Verifying Nuclear Binding: Is it True and How Far Can it Go?

[look416]

i had learned that in a nuclear binding, when two nucleus are very close to each other, the two nucleus will bind together, known as nuclear binding.
since the process consumes energy
and from what einstein had proposed, the energy released or used by the nucleus come from their loss in mass, which is known as mass defect.
therefore, m_x+m_y>m_{after binding}

is it true or not? can someone verify it for me

and also under this info

Spoiler

[edit] Nuclear fusion
Main article: Nuclear fusion
When two low mass nuclei come into very close contact with each other it is possible for the strong force to fuse the two together. It takes a great deal of energy to push the nuclei close enough together for the strong or nuclear forces to have an effect, so the process of nuclear fusion can only take place at very high temperatures or high densities. Once the nuclei are close enough together the strong force overcomes their electromagnetic repulsion and squishes them into a new nucleus. A very large amount of energy is released when light nuclei fuse together because the binding energy per nucleon increases with mass number up until nickel-62. Stars like our sun are powered by the fusion of four protons into a helium nucleus, two positrons, and two neutrinos. The uncontrolled fusion of hydrogen into helium is known as thermonuclear runaway. Research to find an economically viable method of using energy from a controlled fusion reaction is currently being undertaken by various research establishments (see JET and ITER).

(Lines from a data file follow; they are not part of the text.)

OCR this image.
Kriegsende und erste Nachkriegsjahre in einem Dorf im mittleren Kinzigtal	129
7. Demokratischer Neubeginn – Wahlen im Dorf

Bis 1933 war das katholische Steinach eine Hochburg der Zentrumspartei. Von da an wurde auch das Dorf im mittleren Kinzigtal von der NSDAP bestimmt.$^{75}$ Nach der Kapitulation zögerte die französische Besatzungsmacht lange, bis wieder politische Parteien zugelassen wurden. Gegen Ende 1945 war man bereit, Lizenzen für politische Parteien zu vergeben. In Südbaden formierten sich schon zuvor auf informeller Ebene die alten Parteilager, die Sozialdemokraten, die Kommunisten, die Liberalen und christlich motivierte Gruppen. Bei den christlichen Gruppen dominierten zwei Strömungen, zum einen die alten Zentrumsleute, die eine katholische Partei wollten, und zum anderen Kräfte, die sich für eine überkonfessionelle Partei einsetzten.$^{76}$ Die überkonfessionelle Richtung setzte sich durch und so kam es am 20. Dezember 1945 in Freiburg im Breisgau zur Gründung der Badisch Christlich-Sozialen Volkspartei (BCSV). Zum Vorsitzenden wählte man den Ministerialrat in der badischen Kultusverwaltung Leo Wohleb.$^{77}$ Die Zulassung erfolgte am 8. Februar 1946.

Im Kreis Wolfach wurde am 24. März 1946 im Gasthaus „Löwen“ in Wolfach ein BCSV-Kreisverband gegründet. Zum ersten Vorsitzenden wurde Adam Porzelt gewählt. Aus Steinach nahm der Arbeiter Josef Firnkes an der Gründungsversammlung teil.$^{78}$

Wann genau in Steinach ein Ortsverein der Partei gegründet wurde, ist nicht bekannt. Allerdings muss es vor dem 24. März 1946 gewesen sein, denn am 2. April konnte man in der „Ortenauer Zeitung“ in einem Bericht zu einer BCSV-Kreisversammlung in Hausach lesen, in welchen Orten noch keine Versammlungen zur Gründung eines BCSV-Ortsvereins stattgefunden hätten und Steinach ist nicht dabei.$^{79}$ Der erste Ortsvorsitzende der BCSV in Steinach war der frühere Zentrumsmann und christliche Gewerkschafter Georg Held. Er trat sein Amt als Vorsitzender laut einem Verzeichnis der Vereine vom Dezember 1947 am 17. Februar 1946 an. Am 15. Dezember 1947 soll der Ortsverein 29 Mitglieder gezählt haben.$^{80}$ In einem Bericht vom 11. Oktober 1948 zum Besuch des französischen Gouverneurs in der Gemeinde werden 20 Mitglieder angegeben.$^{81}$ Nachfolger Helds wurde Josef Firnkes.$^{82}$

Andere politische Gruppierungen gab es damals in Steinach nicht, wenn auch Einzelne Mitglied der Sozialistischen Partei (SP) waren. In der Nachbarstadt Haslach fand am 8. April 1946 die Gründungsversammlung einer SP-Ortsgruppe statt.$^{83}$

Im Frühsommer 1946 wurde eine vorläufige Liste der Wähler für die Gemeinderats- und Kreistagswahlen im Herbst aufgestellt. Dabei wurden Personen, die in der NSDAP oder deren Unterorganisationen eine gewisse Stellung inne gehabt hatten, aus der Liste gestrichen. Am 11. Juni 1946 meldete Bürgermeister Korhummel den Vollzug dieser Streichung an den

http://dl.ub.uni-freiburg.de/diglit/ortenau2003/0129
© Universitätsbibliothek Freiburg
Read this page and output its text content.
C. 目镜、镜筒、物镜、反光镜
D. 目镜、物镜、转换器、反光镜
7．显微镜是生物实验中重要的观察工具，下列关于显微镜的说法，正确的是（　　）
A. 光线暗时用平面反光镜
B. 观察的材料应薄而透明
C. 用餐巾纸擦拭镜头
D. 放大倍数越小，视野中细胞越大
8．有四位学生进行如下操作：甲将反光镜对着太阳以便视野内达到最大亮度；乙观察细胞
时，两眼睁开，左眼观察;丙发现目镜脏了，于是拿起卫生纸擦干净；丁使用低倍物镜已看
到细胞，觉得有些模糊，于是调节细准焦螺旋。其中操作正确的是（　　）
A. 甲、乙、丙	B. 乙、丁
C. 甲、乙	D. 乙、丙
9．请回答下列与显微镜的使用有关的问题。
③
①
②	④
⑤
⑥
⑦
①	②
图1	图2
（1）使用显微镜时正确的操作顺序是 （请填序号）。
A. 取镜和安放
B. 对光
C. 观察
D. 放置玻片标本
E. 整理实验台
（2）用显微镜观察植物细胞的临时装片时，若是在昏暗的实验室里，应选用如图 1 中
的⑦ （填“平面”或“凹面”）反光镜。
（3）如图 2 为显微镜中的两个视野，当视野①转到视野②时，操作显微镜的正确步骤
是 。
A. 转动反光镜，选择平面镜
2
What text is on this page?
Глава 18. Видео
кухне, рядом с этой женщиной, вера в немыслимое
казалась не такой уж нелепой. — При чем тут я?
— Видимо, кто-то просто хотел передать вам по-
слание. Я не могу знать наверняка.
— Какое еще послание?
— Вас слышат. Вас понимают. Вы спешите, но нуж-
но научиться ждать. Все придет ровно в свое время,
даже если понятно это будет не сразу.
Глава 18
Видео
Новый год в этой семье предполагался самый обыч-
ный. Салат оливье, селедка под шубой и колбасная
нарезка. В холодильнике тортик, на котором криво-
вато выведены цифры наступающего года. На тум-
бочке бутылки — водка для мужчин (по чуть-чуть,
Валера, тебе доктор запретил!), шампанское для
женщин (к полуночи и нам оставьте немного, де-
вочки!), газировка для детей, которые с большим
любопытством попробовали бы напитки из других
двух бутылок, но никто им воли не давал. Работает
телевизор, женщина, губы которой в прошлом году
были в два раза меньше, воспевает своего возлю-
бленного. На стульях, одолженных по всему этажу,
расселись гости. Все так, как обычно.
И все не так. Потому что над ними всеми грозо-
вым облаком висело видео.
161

it seems that nuclear fusion can only reach up to proton number 62? or higher?

 

[Andrew Mason]

It is true. See: http://en.wikipedia.org/wiki/Binding_energy

AM

 

[kerimek]

I can confirm that nuclear binding is a true phenomenon. When two nuclei are very close together, they can bind together due to the strong nuclear force. This process does consume energy, as you mentioned, and this energy comes from the loss in mass of the nuclei, which is known as mass defect. This is in accordance with Einstein's famous equation, E=mc^2.

In terms of how far nuclear binding can go, it depends on the elements involved. Generally, the larger the nuclei, the more energy is required for them to bind together. This is why nuclear fusion, which involves combining smaller nuclei, can only reach up to a certain point. However, with advanced technology and techniques, scientists are constantly pushing the boundaries and exploring the potential of nuclear binding.

As for your question about the maximum proton number for nuclear fusion, this also depends on the elements involved and the conditions under which fusion is taking place. Generally, fusion can occur with elements up to proton number 62 (samarium), but under extreme conditions, fusion of heavier elements has also been observed.

In conclusion, nuclear binding is a well-established and verified concept in the scientific community, and its potential and limitations are constantly being explored and expanded upon.